Do outro lado, há os ecos da escola austríaca. Ele confia no mercado e enfatiza a desestatização da soberania monetária, acreditando que o Bitcoin é um experimento histórico.
Nesta luta, as stablecoins tornaram-se representantes do realismo. Elas são altamente eficientes e facilitam pagamentos, mas também dependem do endosse do antigo sistema.
E o Bitcoin continua sendo o questionador marginal. Será absorvido ou continuará a se rebelar?
Mas a história não se tornou preto e branco. Há pessoas explorando um terceiro caminho. Através da Lightning Network e protocolos de segunda camada, o Bitcoin se torna eficiente novamente, sem sacrificar sua essência de confiança.
Bitcoin e stablecoins, um simbolizando a pergunta final sobre a antiga ordem, o outro representando um complemento real à antiga ordem. Ambos foram aceitos pelo mainstream e estão sendo moldados.
Os desenvolvedores estão evoluindo, a comunidade está disputando o direito de interpretação, os reguladores estão se organizando silenciosamente. Aqueles limites que antes eram claros - descentralização e conformidade, rebelião e co-optação, ordem e poder - estão se tornando nebulosos. Quem mudou quem?
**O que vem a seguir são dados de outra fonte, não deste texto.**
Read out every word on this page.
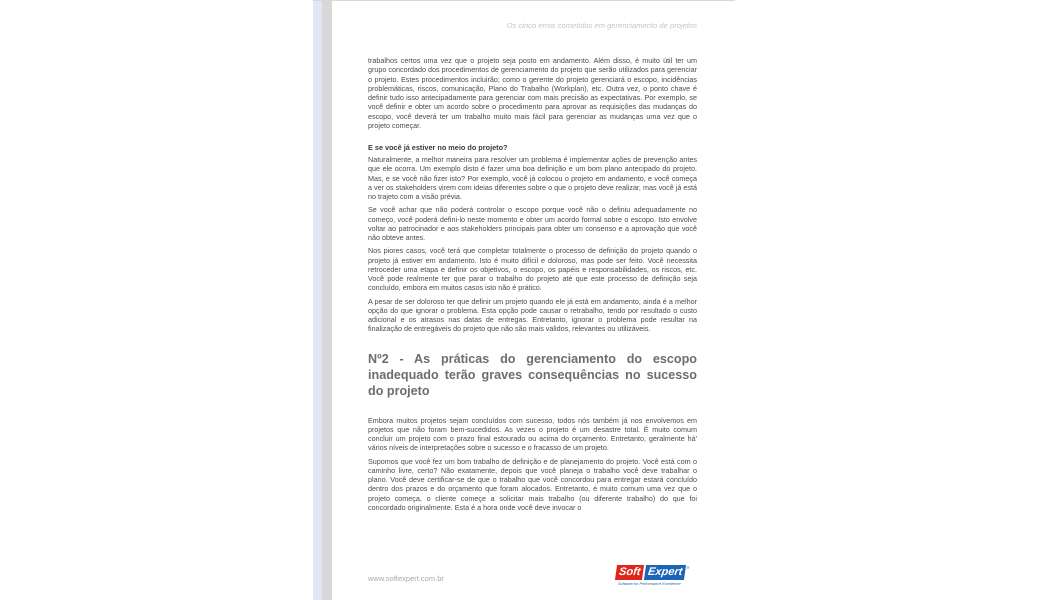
Os cinco erros cometidos em gerenciamento de projetos

trabalhos certos uma vez que o projeto seja posto em andamento. Além disso, é muito útil ter um grupo concordado dos procedimentos de gerenciamento do projeto que serão utilizados para gerenciar o projeto. Estes procedimentos incluirão; como o gerente do projeto gerenciará o escopo, incidências problemáticas, riscos, comunicação, Plano do Trabalho (Workplan), etc. Outra vez, o ponto chave é definir tudo isso antecipadamente para gerenciar com mais precisão as expectativas. Por exemplo, se você definir e obter um acordo sobre o procedimento para aprovar as requisições das mudanças do escopo, você deverá ter um trabalho muito mais fácil para gerenciar as mudanças uma vez que o projeto começar.

E se você já estiver no meio do projeto?

Naturalmente, a melhor maneira para resolver um problema é implementar ações de prevenção antes que ele ocorra. Um exemplo disto é fazer uma boa definição e um bom plano antecipado do projeto. Mas, e se você não fizer isto? Por exemplo, você já colocou o projeto em andamento, e você começa a ver os stakeholders virem com ideias diferentes sobre o que o projeto deve realizar, mas você já está no trajeto com a visão prévia.

Se você achar que não poderá controlar o escopo porque você não o definiu adequadamente no começo, você poderá defini-lo neste momento e obter um acordo formal sobre o escopo. Isto envolve voltar ao patrocinador e aos stakeholders principais para obter um consenso e a aprovação que você não obteve antes.

Nos piores casos, você terá que completar totalmente o processo de definição do projeto quando o projeto já estiver em andamento. Isto é muito difícil e doloroso, mas pode ser feito. Você necessita retroceder uma etapa e definir os objetivos, o escopo, os papéis e responsabilidades, os riscos, etc. Você pode realmente ter que parar o trabalho do projeto até que este processo de definição seja concluído, embora em muitos casos isto não é prático.

A pesar de ser doloroso ter que definir um projeto quando ele já está em andamento, ainda é a melhor opção do que ignorar o problema. Esta opção pode causar o retrabalho, tendo por resultado o custo adicional e os atrasos nas datas de entregas. Entretanto, ignorar o problema pode resultar na finalização de entregáveis do projeto que não são mais validos, relevantes ou utilizáveis.

Nº2 - As práticas do gerenciamento do escopo inadequado terão graves consequências no sucesso do projeto

Embora muitos projetos sejam concluídos com sucesso, todos nós também já nos envolvemos em projetos que não foram bem-sucedidos. As vezes o projeto é um desastre total. É muito comum concluir um projeto com o prazo final estourado ou acima do orçamento. Entretanto, geralmente há' vários níveis de interpretações sobre o sucesso e o fracasso de um projeto.

Supomos que você fez um bom trabalho de definição e de planejamento do projeto. Você está com o caminho livre, certo? Não exatamente, depois que você planeja o trabalho você deve trabalhar o plano. Você deve certificar-se de que o trabalho que você concordou para entregar estará concluído dentro dos prazos e do orçamento que foram alocados. Entretanto, é muito comum uma vez que o projeto começa, o cliente começe a solicitar mais trabalho (ou diferente trabalho) do que foi concordado originalmente. Esta é a hora onde você deve invocar o

www.softexpert.com.br
Soft Expert ®
Software for Performance Excellence
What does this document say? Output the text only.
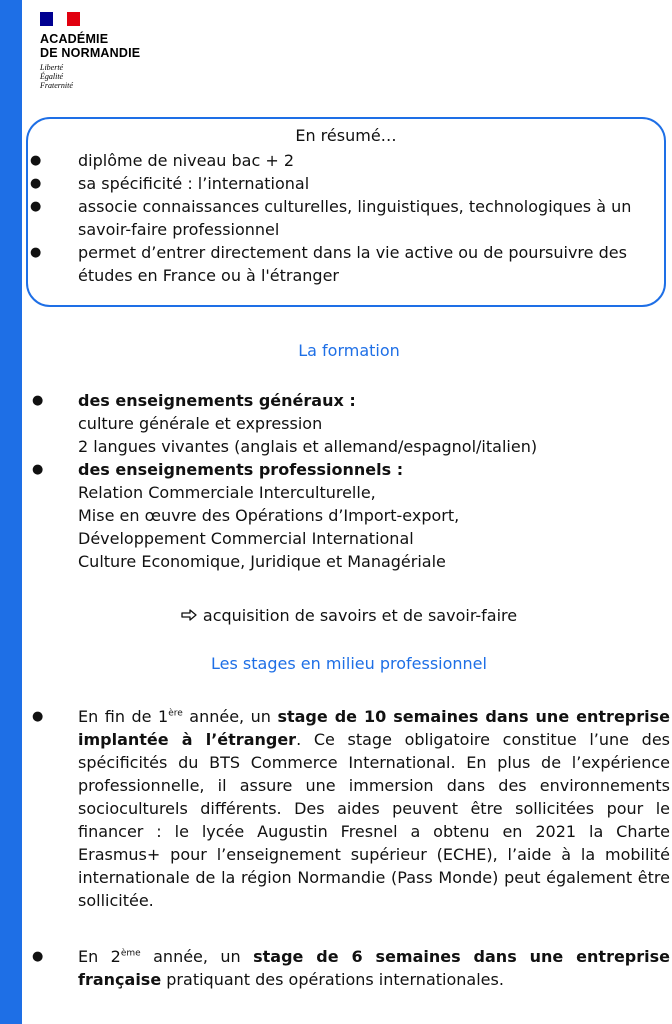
ACADÉMIE
DE NORMANDIE
Liberté
Égalité
Fraternité
En résumé…
● diplôme de niveau bac + 2
● sa spécificité : l’international
● associe connaissances culturelles, linguistiques, technologiques à un savoir-faire professionnel
● permet d’entrer directement dans la vie active ou de poursuivre des études en France ou à l'étranger
La formation
● des enseignements généraux :
culture générale et expression
2 langues vivantes (anglais et allemand/espagnol/italien)
● des enseignements professionnels :
Relation Commerciale Interculturelle,
Mise en œuvre des Opérations d’Import-export,
Développement Commercial International
Culture Economique, Juridique et Managériale
acquisition de savoirs et de savoir-faire
Les stages en milieu professionnel
● En fin de 1ère année, un stage de 10 semaines dans une entreprise implantée à l’étranger. Ce stage obligatoire constitue l’une des spécificités du BTS Commerce International. En plus de l’expérience professionnelle, il assure une immersion dans des environnements socioculturels différents. Des aides peuvent être sollicitées pour le financer : le lycée Augustin Fresnel a obtenu en 2021 la Charte Erasmus+ pour l’enseignement supérieur (ECHE), l’aide à la mobilité internationale de la région Normandie (Pass Monde) peut également être sollicitée.
● En 2ème année, un stage de 6 semaines dans une entreprise française pratiquant des opérations internationales.
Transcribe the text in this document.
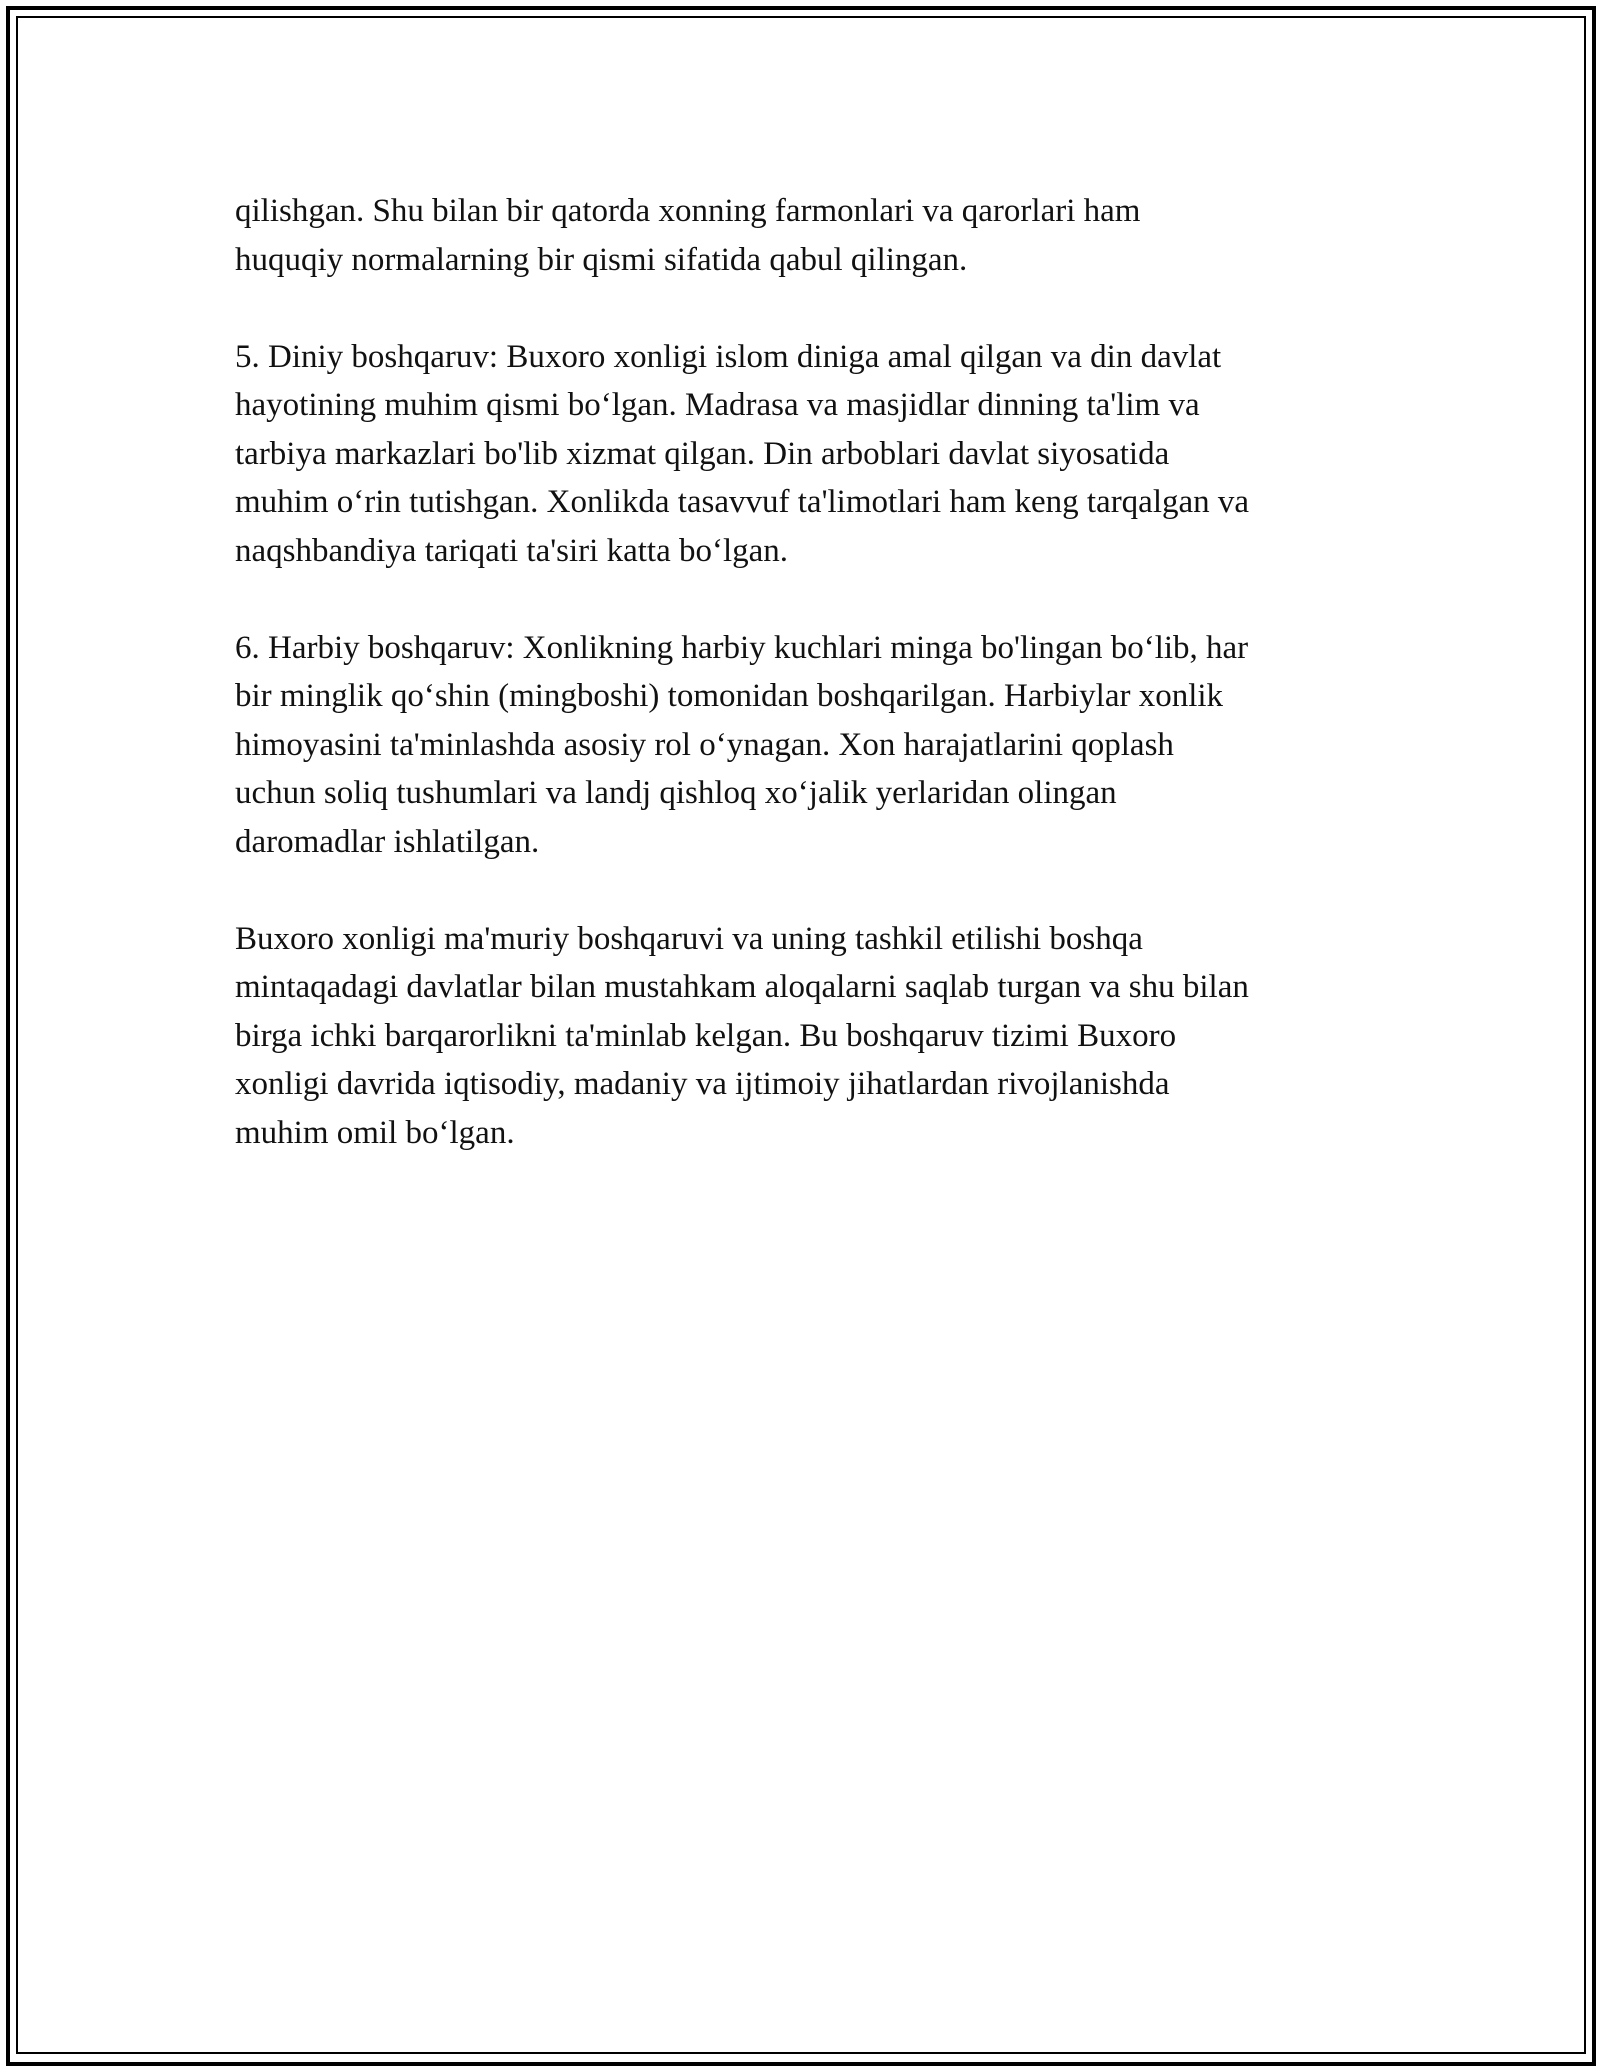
qilishgan. Shu bilan bir qatorda xonning farmonlari va qarorlari ham
huquqiy normalarning bir qismi sifatida qabul qilingan.

5. Diniy boshqaruv: Buxoro xonligi islom diniga amal qilgan va din davlat
hayotining muhim qismi bo‘lgan. Madrasa va masjidlar dinning ta'lim va
tarbiya markazlari bo'lib xizmat qilgan. Din arboblari davlat siyosatida
muhim o‘rin tutishgan. Xonlikda tasavvuf ta'limotlari ham keng tarqalgan va
naqshbandiya tariqati ta'siri katta bo‘lgan.

6. Harbiy boshqaruv: Xonlikning harbiy kuchlari minga bo'lingan bo‘lib, har
bir minglik qo‘shin (mingboshi) tomonidan boshqarilgan. Harbiylar xonlik
himoyasini ta'minlashda asosiy rol o‘ynagan. Xon harajatlarini qoplash
uchun soliq tushumlari va landj qishloq xo‘jalik yerlaridan olingan
daromadlar ishlatilgan.

Buxoro xonligi ma'muriy boshqaruvi va uning tashkil etilishi boshqa
mintaqadagi davlatlar bilan mustahkam aloqalarni saqlab turgan va shu bilan
birga ichki barqarorlikni ta'minlab kelgan. Bu boshqaruv tizimi Buxoro
xonligi davrida iqtisodiy, madaniy va ijtimoiy jihatlardan rivojlanishda
muhim omil bo‘lgan.
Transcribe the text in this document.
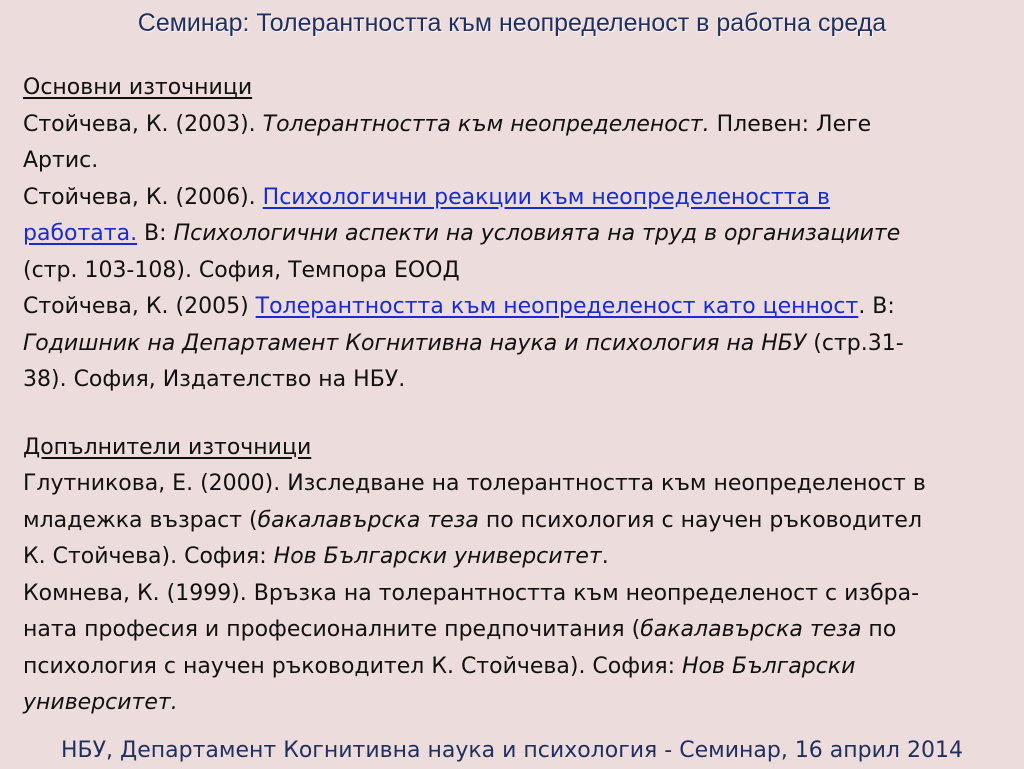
Семинар: Толерантността към неопределеност в работна среда
Основни източници
Стойчева, К. (2003). Толерантността към неопределеност. Плевен: Леге
Артис.
Стойчева, К. (2006). Психологични реакции към неопределеността в
работата. В: Психологични аспекти на условията на труд в организациите
(стр. 103-108). София, Темпора ЕООД
Стойчева, К. (2005) Толерантността към неопределеност като ценност. В:
Годишник на Департамент Когнитивна наука и психология на НБУ (стр.31-
38). София, Издателство на НБУ.
Допълнители източници
Глутникова, Е. (2000). Изследване на толерантността към неопределеност в
младежка възраст (бакалавърска теза по психология с научен ръководител
К. Стойчева). София: Нов Български университет.
Комнева, К. (1999). Връзка на толерантността към неопределеност с избра-
ната професия и професионалните предпочитания (бакалавърска теза по
психология с научен ръководител К. Стойчева). София: Нов Български
университет.
НБУ, Департамент Когнитивна наука и психология - Семинар, 16 април 2014
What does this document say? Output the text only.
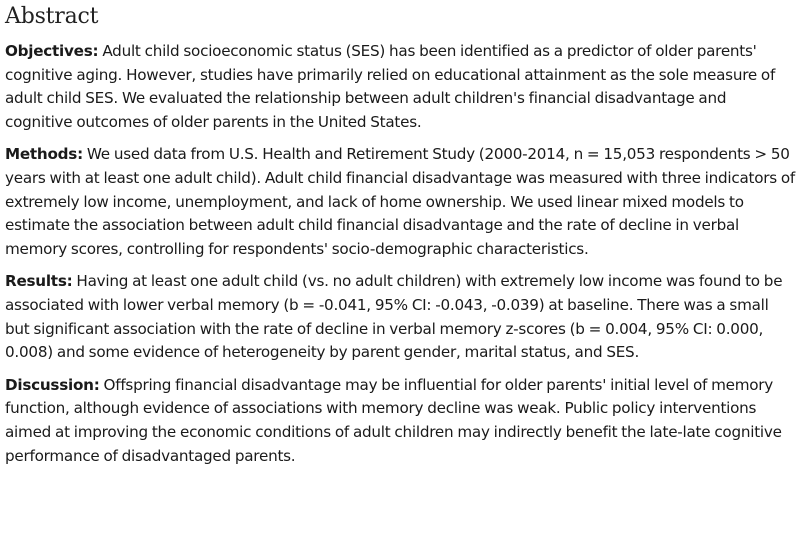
Abstract

Objectives: Adult child socioeconomic status (SES) has been identified as a predictor of older parents' cognitive aging. However, studies have primarily relied on educational attainment as the sole measure of adult child SES. We evaluated the relationship between adult children's financial disadvantage and cognitive outcomes of older parents in the United States.

Methods: We used data from U.S. Health and Retirement Study (2000-2014, n = 15,053 respondents > 50 years with at least one adult child). Adult child financial disadvantage was measured with three indicators of extremely low income, unemployment, and lack of home ownership. We used linear mixed models to estimate the association between adult child financial disadvantage and the rate of decline in verbal memory scores, controlling for respondents' socio-demographic characteristics.

Results: Having at least one adult child (vs. no adult children) with extremely low income was found to be associated with lower verbal memory (b = -0.041, 95% CI: -0.043, -0.039) at baseline. There was a small but significant association with the rate of decline in verbal memory z-scores (b = 0.004, 95% CI: 0.000, 0.008) and some evidence of heterogeneity by parent gender, marital status, and SES.

Discussion: Offspring financial disadvantage may be influential for older parents' initial level of memory function, although evidence of associations with memory decline was weak. Public policy interventions aimed at improving the economic conditions of adult children may indirectly benefit the late-late cognitive performance of disadvantaged parents.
Quem liderou quem?
Talvez estejamos em um meio histórico, onde todos os julgamentos ainda são prematuros, e todos os resultados ainda não estão definidos.
O Bitcoin é um ativo domesticado ou uma centelha de uma nova ordem? As stablecoins são a nova infraestrutura da globalização do dólar? Ou são armas para a reestruturação do mapa financeiro?
Essas respostas serão escritas pelo tempo, e nós somos apenas testemunhas.